OpenAI Collects Training Data From “World’s Lamest Content Farm”

Thu 01 August 2024

about: OpenAI Training Bot Crawls 'World's Lamest Content Farm' 3 Million Times in One Day

tagged ChatGPT, OpenAI, web_crawling, lolz

“If you were wondering what they’re using to train GPT-5, well, now you know”

That’s John Levine, creator of “the world’s lamest content farm”. Recently, Levine’s “farm”–billions of randomly-generated, single-page websites—caught the attention of OpenAI’s training bot, which then crawled the site millions of times in a few days.

Rather than being one giant website, each page has its own domain name. A badly written spider, like, for example, OpenAI’s will say ‘Oh look at all these websites that are linked together!’ and will essentially get trapped pinging the sites. At one point Wednesday, OpenAI’s GPTBot was crawling Levine’s site as many as 150 times per second, according to activity logs I viewed. It hit his pages more than 3 million times over the last several days, he said.

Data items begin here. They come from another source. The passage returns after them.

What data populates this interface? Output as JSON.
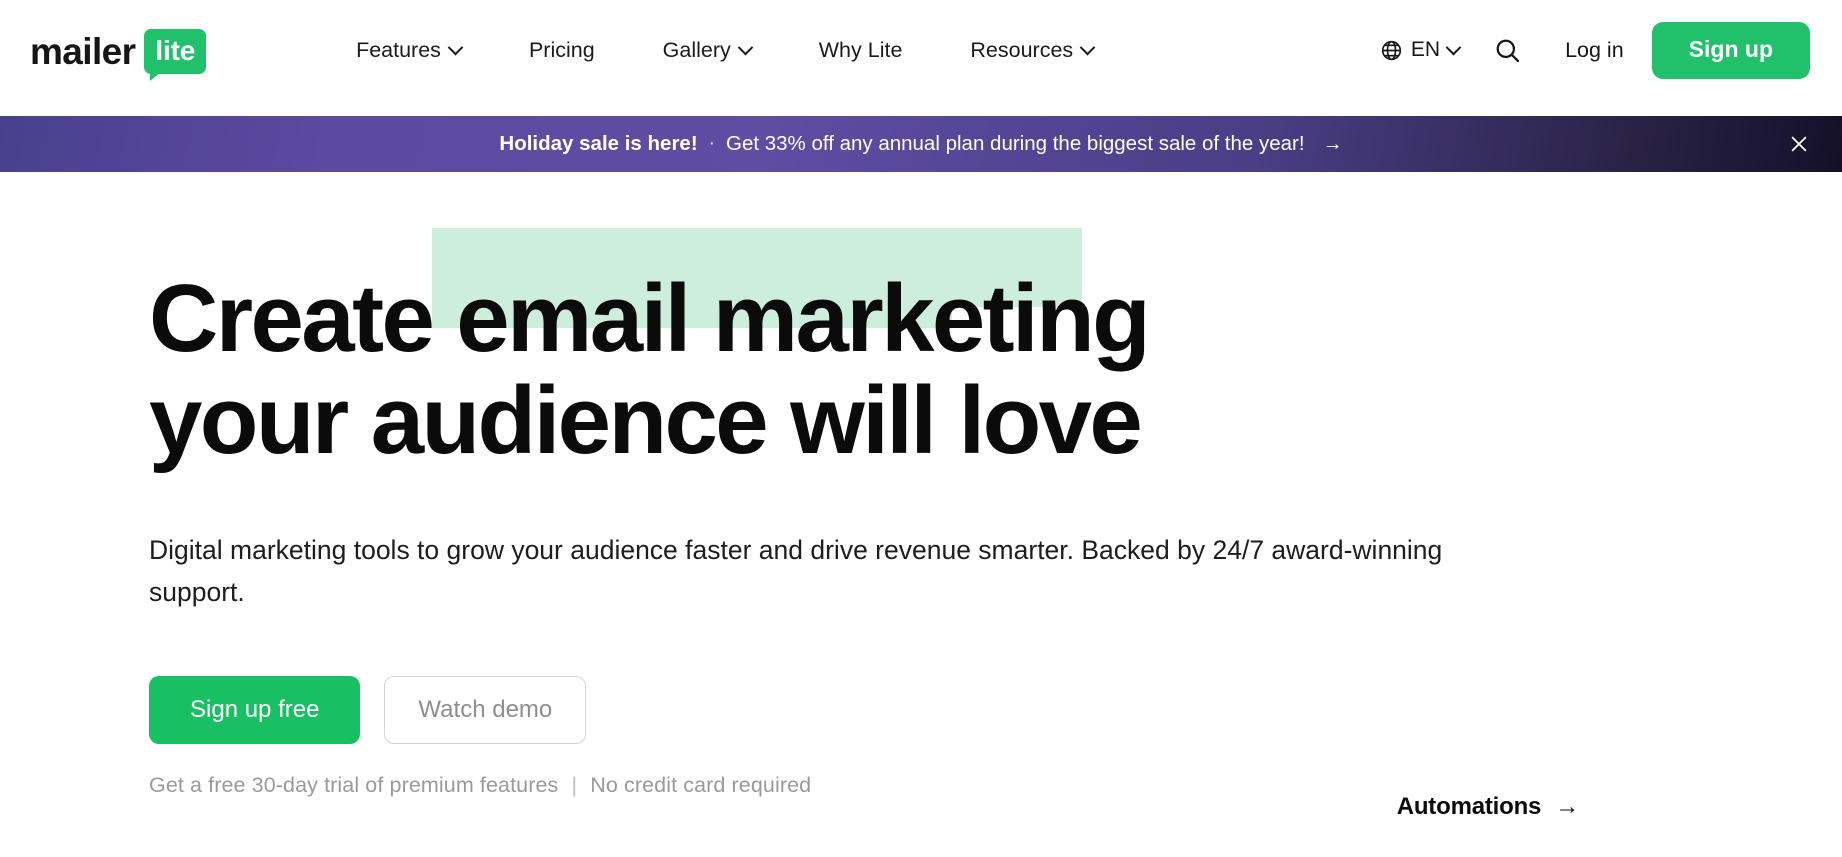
{
  "brand": {
    "logo_primary": "mailer",
    "logo_badge": "lite",
    "green": "#21c16b",
    "highlight_green": "#cdeedc"
  },
  "header": {
    "nav": [
      {
        "label": "Features",
        "has_dropdown": true
      },
      {
        "label": "Pricing",
        "has_dropdown": false
      },
      {
        "label": "Gallery",
        "has_dropdown": true
      },
      {
        "label": "Why Lite",
        "has_dropdown": false
      },
      {
        "label": "Resources",
        "has_dropdown": true
      }
    ],
    "language": {
      "code": "EN",
      "icon": "globe-icon"
    },
    "search_icon": "search-icon",
    "login_label": "Log in",
    "signup_label": "Sign up"
  },
  "banner": {
    "strong": "Holiday sale is here!",
    "separator": "·",
    "text": "Get 33% off any annual plan during the biggest sale of the year!",
    "arrow": "→",
    "close_icon": "close-icon",
    "gradient_from": "#4a3f8f",
    "gradient_to": "#141029"
  },
  "hero": {
    "headline_part1": "Create",
    "headline_highlight": "email marketing",
    "headline_part2": "your audience will love",
    "lede": "Digital marketing tools to grow your audience faster and drive revenue smarter. Backed by 24/7 award-winning support.",
    "primary_cta": "Sign up free",
    "secondary_cta": "Watch demo",
    "fineprint_left": "Get a free 30-day trial of premium features",
    "fineprint_sep": "|",
    "fineprint_right": "No credit card required",
    "feature_link": "Automations",
    "feature_link_arrow": "→"
  }
}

Levine finds the situation amusing, and says both Bing’s crawler bot and an Amazon bot have previously fallen into the same trap. He points out that running a web spider is a tricky task that requires experience to avoid such problems: “All of these pages look the same and they’re all in the same IP address and they all share the same SSL certificate. It’s not really making an attempt to hide the fact that all 6 billion pages are really the same, but you actually have to have some experience doing this stuff to avoid hammering on people.”

This highlights just one challenging aspect of training AI models. As generative AI evolves, we need to question and scrutinize the methods and data sources used.